Haksızlığa söver... Savaşa lânetler yağdırırsınız.
Karşıtlık
duyurulmuş... Aydınlığa uyulmuş... Eylem konulmuş... İnsanlık
onurlanmış... Bireysel, kitlesel, toplumsal kanıtlar açıklanmış.
Savaşın kötülüğü anlatılmış... Haksızlık dünyanın gözüne
kakılmıştır.
Günah
sizden gider.
Anglo-Amerikan
azgını, yine de saldırırsa, suçun kara lekesi anlına çalınacak...

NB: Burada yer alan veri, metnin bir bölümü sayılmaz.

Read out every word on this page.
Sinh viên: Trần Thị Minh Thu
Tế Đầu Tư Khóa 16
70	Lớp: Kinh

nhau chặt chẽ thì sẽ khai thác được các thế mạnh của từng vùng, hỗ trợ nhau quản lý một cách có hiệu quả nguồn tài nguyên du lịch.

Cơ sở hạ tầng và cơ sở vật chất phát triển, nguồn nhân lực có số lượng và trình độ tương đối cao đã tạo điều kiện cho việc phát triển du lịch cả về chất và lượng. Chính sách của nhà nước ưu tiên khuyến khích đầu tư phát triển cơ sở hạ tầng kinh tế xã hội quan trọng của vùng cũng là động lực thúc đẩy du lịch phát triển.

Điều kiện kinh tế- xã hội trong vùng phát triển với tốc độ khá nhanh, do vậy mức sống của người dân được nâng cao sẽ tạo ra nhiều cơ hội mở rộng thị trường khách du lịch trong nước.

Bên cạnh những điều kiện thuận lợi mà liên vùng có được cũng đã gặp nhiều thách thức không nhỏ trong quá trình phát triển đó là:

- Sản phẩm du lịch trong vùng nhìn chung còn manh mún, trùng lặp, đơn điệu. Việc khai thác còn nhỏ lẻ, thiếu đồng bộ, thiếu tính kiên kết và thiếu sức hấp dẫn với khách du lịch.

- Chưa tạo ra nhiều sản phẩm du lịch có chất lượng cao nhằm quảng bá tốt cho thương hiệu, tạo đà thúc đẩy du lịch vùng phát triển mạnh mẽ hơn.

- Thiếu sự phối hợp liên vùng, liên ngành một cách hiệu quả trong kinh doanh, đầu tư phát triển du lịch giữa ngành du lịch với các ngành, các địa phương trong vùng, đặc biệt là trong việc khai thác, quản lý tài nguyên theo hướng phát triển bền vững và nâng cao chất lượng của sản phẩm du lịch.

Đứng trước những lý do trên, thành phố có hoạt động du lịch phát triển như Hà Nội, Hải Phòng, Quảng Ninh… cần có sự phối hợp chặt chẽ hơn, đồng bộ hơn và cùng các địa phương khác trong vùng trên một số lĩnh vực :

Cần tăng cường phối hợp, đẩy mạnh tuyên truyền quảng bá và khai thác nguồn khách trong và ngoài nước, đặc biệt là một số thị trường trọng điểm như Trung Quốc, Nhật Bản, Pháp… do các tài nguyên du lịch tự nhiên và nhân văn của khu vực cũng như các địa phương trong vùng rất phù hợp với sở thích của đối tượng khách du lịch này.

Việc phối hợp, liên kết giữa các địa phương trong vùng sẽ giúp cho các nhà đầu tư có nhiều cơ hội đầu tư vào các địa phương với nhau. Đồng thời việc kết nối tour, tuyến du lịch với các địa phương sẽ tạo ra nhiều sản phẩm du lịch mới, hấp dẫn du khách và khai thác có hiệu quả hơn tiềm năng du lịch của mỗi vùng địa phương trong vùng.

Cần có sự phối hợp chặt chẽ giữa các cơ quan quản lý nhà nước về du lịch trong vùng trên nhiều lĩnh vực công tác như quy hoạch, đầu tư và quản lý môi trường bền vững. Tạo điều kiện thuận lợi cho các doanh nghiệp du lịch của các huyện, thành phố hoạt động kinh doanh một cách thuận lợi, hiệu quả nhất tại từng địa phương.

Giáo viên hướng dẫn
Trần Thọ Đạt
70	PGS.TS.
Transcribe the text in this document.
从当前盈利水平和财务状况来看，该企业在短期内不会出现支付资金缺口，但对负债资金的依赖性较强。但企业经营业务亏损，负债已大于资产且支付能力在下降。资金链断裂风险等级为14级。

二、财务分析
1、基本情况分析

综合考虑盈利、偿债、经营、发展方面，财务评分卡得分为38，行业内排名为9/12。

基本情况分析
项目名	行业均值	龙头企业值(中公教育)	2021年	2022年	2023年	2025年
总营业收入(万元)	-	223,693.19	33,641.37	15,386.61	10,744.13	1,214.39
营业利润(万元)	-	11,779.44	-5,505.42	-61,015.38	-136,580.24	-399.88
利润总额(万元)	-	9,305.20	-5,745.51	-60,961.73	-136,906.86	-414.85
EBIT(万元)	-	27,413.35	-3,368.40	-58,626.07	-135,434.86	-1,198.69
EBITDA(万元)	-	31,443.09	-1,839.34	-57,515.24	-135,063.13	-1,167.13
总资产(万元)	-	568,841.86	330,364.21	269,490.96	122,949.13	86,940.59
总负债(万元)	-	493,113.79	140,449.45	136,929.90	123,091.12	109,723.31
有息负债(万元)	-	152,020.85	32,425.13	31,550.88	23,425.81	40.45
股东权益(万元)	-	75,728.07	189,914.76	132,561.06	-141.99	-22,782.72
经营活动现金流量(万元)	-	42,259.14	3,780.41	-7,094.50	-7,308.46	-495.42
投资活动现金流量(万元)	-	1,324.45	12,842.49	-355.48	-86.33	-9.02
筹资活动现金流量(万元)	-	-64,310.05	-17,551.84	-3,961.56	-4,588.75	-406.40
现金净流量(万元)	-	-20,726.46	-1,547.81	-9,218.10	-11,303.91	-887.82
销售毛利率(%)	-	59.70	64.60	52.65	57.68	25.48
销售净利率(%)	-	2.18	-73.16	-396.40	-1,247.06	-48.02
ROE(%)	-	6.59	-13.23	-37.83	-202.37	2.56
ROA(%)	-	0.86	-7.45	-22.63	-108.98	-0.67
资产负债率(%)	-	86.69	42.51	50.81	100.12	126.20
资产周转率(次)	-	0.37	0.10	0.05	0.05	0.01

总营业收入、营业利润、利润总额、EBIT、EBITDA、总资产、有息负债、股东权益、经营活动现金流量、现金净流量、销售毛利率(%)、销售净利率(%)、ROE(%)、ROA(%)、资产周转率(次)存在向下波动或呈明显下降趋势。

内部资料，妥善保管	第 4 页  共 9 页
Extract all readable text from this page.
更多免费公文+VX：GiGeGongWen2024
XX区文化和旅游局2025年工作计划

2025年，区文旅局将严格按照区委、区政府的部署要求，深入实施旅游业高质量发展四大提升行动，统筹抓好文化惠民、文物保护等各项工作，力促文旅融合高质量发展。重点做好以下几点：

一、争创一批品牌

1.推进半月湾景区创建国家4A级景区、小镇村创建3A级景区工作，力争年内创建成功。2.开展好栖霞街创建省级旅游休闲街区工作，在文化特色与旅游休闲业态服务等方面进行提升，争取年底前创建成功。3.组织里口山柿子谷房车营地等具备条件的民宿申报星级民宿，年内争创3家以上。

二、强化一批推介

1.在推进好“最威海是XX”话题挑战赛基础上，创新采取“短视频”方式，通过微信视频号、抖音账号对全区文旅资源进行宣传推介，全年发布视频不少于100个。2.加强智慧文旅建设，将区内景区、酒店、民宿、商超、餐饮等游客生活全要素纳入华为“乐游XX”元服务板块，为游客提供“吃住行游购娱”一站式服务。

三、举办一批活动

Günahın ateş tasması boynuna dolanacaktır.
Peki
bu iş nasıl olacak ?
İşte
işin orasına Rufailer karışacaktır.
Çünkü
siz karşıtsınız. Göreviniz karşıtlıktır.
Eh
!.. O da söylenmiş, diyalektik tamamlanmıştır.
Kirli
savaşın, kanlı meydanından uzakta, gönlü ferah... Vicdanı
rahat, köşenize çekilir, işinize bakarsınız.
Eylemin
kuramla çatışması sizi ilgilendirmez.
Oysa
karşıysanız, haksızlığı önlemeye koşulusunuz.
Yâni
Ziya Paşa'nın ünlü terkîb-i Bend'ine uyacak ;
"Öğütle
uslanmayanı uyaracak...
Uyarıyla
yola gelmeyeni pataklayacaksınız."
Abooov
!..
Bu
türkçe, nasıl bir dil Allahaşkına !..
Kökü
eki aynı sözcükteki bir "t" işin rengini nasıl da değiştirdi
?
Meğer
karşıtlık kuram... Karşılık eylemmiş.
Yâni
savaş karşıtı olursam, sesim kısılıncaya haykırır...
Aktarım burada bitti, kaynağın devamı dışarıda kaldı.